For the first time since the controversial finale of the 2021 Formula 1 season in Abu Dhabi, Toto Wolff and Christian Horner appeared together in public on Wednesday at the Circuit de Barcelona-Catalunya, and both agreed to draw a line under what happened last year and move on.

The relationship between the Team Principals of the Mercedes-AMG Petronas Formula One Team and Oracle Red Bull Racing broke down last year as Lewis Hamilton and Max Verstappen fought over the Drivers’ Championship. 

And it all came to a head in the finale in Abu Dhabi as Verstappen took the title after controversies over the legality of the safety car restart that ultimately cost FIA Race Director Michael Masi his job.

However, despite a difference of opinion over what happened to his Red Bull counterpart, Wolff says it is important for Formula 1 to close that particular chapter and move on and focus on the new season ahead in 2022.

“It’s to be expected. It got fierce at times and brutal. But there’s a lot at stake,” Wolff is quoted as saying by  “It’s a Formula 1 world championship, and there’s the fighting on track, and the fighting off track for advantages.
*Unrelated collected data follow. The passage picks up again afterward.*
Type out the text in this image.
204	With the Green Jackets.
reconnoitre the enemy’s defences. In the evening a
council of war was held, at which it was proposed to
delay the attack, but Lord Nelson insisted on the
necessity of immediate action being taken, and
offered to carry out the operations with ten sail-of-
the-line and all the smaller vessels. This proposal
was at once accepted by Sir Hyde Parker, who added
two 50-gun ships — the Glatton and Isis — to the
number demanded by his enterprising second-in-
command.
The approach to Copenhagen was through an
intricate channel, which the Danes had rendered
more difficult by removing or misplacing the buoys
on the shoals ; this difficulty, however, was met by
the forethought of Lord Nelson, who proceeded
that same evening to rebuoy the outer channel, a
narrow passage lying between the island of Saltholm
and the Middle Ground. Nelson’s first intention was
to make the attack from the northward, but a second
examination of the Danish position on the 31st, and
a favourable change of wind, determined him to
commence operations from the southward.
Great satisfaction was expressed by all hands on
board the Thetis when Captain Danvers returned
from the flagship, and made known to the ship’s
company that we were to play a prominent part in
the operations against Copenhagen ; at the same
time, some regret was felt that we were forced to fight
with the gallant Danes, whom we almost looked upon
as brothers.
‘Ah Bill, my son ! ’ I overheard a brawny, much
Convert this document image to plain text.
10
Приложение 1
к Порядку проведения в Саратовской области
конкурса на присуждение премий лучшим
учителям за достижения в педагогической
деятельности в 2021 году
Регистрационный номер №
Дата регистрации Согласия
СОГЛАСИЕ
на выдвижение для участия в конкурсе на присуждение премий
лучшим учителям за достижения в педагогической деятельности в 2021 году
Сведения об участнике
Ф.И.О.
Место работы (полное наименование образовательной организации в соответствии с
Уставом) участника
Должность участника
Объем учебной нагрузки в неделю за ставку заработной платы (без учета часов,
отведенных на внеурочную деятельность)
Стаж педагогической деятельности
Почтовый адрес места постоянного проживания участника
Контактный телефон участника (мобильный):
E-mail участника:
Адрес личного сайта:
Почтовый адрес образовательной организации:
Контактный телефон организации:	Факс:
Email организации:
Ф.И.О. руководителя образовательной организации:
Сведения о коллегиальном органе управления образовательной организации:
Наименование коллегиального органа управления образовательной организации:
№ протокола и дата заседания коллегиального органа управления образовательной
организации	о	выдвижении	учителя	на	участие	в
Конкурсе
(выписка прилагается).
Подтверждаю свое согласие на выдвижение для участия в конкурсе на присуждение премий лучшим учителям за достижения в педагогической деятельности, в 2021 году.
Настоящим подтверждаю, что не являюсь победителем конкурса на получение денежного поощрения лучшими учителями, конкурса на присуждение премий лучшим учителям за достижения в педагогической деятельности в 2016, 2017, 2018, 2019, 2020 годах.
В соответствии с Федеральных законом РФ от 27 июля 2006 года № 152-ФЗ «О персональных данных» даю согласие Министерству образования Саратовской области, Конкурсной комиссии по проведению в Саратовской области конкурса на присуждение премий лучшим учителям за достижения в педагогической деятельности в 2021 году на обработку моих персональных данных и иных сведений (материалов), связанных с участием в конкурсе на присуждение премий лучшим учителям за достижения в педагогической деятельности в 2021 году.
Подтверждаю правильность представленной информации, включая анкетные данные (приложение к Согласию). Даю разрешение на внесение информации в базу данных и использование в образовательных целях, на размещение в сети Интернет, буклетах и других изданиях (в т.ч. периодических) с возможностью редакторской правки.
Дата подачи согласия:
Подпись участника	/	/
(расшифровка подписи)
So that’s okay.

“But we need to move on. There’s been so much talk about Abu Dhabi, that it came to a point that it is really damaging for all of us stakeholders of F1, and we’ve closed the chapter and moved on. Now it’s about 2022, the game is on again, all points to zero, and new opportunity and new risk.”

Horner was in agreement as Red Bull’s focus has switched fully over to the 2022 season and the new regulations, but he says it is important to reset the relationship with Wolff and try and avoid it becoming as broken as it was at times last year.

“I think that maybe we share differences of opinion over Abu Dhabi, but that’s all done and dusted, and all focus is very much now on 2022,” Horner said.  “I think what you did see last year was a fantastic competition from the first race to the last race.

“I think that’s been a key part of Formula 1’s revival in popularity. It has been that competition, and so certainly we hope that there’s going to be an equally exciting year, although ideally a little less exciting at times.

“I think there could be some other competitors joining that battle as well. So particularly with a clean sheet of paper, with these brand new cars, it’s a complete reset.

“It’s arguably the biggest regulation change in the last 40 years, but I’m sure the intensity of rivalry between the teams and the drivers will be as pertinent as ever.”